Nous voudrions ajouter encore une pensée qui Nous est venue en réfléchissant aux perspectives vraiment grandes et réconfortantes qu’ouvrent devant l’esprit les résultats déjà acquis par votre Organisation. Dans un monde encore secoué par la guerre et par ses conséquences, l’humanité cherche avec anxiété de quel côté lui viendra enfin la paix véritable, quels en seront les artisans les plus efficaces. Les lumières qui viennent du côté du jeu politique sont encore si incertaines, si sujettes à s’éteindre après avoir suscité de grands espoirs ! En revanche, ceux qui promeuvent l’exercice de la bienfaisance de nation à nation, l’entraide sur le plan économique, dans un esprit de désintéressement et de bienveillance amicale, ne sont-ce pas aussi ceux qui tracent les chemins les plus sûrs vers l’union et la paix entre les hommes ?

Puissiez-vous, Messieurs, en poursuivant vos belles activités, travailler aussi pour la paix du monde ! Nous ne pouvons vous laisser, en prenant congé de vous, un souhait qui corresponde mieux, pensons-Nous, à vos désirs comme aux Nôtres, un souhait plus sûrement conforme, en tout cas, à la volonté du Dieu Créateur et Sauveur des hommes.

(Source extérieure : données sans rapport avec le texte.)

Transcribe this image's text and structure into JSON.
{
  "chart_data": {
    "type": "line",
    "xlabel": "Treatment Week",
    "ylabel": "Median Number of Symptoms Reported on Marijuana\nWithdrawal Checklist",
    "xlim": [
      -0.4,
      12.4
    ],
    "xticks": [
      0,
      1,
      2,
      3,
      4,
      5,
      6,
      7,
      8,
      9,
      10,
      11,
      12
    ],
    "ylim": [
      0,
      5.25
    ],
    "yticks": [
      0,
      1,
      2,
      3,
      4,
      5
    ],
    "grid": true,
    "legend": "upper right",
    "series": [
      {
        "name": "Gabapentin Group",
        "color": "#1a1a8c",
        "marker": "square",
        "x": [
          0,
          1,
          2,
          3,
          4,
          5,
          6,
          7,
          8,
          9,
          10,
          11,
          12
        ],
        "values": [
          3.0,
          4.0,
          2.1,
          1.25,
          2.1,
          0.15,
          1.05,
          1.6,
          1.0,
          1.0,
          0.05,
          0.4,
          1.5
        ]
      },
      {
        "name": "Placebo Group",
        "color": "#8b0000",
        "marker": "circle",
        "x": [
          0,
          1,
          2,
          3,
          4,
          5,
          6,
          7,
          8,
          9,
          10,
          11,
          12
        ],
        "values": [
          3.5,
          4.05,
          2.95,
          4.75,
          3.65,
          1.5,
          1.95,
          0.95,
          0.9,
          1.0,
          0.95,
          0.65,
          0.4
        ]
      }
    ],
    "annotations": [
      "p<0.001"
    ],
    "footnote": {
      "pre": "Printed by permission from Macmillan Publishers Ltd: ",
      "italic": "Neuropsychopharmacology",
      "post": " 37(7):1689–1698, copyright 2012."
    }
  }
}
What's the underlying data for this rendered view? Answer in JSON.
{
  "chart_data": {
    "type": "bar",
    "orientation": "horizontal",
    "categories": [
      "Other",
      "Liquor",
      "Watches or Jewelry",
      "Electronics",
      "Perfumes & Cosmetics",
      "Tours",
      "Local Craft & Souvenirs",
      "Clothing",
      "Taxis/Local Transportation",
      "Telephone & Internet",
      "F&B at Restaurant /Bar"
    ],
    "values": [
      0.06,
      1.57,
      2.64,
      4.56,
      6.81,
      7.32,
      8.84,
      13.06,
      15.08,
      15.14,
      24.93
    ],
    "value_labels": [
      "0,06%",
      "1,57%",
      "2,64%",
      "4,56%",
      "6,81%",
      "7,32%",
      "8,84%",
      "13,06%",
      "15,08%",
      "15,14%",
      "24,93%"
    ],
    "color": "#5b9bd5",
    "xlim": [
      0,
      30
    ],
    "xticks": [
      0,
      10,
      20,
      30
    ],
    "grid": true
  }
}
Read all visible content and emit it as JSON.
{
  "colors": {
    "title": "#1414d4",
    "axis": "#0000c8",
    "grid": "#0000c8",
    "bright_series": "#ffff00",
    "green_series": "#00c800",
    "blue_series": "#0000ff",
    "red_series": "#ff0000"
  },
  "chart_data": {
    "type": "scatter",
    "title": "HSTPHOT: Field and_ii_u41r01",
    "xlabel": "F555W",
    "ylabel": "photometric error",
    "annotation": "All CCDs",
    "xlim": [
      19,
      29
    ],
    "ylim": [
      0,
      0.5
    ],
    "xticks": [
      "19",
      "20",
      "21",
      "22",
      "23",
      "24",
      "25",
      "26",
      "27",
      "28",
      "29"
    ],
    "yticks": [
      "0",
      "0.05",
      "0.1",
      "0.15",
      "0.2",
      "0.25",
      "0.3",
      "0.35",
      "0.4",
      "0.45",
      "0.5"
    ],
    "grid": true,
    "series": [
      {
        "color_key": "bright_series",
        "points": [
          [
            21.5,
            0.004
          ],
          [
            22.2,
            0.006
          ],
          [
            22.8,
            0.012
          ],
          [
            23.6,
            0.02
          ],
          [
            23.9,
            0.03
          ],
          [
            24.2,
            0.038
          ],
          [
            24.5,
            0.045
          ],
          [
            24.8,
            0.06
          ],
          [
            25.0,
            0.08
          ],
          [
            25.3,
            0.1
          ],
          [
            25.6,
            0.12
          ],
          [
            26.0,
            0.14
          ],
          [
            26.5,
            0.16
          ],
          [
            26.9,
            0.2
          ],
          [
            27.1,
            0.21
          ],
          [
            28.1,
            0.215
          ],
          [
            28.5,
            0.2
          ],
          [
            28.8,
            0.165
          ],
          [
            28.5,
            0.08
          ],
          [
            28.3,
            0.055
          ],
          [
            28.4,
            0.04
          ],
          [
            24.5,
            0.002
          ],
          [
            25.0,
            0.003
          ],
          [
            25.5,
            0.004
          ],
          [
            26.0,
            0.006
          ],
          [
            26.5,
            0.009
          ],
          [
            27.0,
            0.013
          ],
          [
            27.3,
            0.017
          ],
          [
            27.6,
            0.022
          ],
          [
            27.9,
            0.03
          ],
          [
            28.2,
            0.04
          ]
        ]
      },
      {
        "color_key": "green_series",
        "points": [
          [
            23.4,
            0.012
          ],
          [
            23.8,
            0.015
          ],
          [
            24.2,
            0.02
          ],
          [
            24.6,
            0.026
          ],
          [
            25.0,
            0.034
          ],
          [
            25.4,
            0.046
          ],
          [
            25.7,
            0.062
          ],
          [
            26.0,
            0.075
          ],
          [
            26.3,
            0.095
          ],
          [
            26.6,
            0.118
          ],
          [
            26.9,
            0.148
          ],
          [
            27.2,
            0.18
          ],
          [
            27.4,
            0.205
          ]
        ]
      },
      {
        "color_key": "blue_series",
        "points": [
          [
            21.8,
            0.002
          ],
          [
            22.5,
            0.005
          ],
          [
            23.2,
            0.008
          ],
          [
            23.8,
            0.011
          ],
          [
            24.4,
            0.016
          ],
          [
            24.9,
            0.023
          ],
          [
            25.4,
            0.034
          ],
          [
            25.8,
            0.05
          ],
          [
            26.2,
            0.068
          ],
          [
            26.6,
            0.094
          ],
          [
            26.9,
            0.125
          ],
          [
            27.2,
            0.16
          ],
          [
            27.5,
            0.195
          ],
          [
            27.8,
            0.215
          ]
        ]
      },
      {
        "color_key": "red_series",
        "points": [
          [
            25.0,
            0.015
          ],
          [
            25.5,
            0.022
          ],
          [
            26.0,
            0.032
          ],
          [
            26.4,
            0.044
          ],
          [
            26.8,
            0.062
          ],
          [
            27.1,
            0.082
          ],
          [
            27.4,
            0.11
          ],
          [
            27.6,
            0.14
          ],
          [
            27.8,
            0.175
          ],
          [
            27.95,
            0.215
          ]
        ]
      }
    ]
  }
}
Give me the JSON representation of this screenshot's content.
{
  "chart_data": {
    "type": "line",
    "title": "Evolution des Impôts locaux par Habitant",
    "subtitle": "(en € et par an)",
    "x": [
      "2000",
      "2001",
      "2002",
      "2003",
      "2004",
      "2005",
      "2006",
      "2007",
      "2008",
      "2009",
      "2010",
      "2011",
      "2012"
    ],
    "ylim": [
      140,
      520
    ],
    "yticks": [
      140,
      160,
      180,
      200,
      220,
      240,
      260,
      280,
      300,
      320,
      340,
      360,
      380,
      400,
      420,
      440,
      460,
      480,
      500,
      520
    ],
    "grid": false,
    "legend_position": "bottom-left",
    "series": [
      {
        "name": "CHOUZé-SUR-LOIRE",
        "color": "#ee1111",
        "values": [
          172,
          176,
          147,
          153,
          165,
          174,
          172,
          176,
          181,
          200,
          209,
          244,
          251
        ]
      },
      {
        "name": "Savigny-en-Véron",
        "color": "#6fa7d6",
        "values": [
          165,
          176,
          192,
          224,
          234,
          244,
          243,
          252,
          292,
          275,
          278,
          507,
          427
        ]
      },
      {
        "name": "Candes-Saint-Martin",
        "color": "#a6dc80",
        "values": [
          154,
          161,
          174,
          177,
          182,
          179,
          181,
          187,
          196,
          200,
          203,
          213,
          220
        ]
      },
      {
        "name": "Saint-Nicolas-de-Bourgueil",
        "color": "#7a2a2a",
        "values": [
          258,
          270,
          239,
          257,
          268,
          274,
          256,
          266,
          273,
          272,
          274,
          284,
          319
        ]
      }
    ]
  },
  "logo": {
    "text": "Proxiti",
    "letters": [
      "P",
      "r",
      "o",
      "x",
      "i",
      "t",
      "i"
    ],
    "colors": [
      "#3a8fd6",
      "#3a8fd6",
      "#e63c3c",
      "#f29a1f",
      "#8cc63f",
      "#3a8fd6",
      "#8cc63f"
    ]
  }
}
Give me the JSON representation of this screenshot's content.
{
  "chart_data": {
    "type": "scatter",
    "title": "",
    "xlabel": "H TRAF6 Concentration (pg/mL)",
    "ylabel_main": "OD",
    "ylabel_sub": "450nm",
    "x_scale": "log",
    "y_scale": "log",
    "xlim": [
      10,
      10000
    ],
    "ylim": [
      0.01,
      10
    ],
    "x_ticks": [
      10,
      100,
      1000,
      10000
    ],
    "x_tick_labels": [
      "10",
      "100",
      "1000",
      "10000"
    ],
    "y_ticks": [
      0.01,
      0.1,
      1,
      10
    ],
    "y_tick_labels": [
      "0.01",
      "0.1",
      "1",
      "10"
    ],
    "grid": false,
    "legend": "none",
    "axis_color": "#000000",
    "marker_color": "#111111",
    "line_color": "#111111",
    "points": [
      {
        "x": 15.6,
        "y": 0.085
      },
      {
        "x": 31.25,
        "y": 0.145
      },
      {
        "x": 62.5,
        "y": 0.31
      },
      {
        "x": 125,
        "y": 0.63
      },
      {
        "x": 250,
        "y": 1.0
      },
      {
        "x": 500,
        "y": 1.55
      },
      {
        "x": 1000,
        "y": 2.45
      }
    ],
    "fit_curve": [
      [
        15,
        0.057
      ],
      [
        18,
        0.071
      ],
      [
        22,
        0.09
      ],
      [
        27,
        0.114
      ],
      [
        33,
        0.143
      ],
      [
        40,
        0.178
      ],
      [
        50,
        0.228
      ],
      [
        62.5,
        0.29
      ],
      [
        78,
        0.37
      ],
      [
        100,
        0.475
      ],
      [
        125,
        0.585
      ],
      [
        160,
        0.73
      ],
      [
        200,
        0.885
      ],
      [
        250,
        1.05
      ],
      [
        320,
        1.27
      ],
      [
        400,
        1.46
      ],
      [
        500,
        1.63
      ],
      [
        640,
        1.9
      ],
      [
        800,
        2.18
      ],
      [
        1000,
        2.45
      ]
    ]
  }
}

Afin d’en mieux assurer la réalisation, Nous vous accordons de grand cœur à tous Notre paternelle Bénédiction apostolique.


*AAS 51 (1959) p.865-867.

L’Osservatore Romano 12.11.1959, p.1.

Discorsi, Messaggi, Colloqui del Santo Padre Giovanni XXIII, vol. II, p.19-22.

L'Osservatore Romano. Edition hebdomadaire en langue française, n°47 p.1.

La Documentation catholique, 1960, n°1319 col.104-106.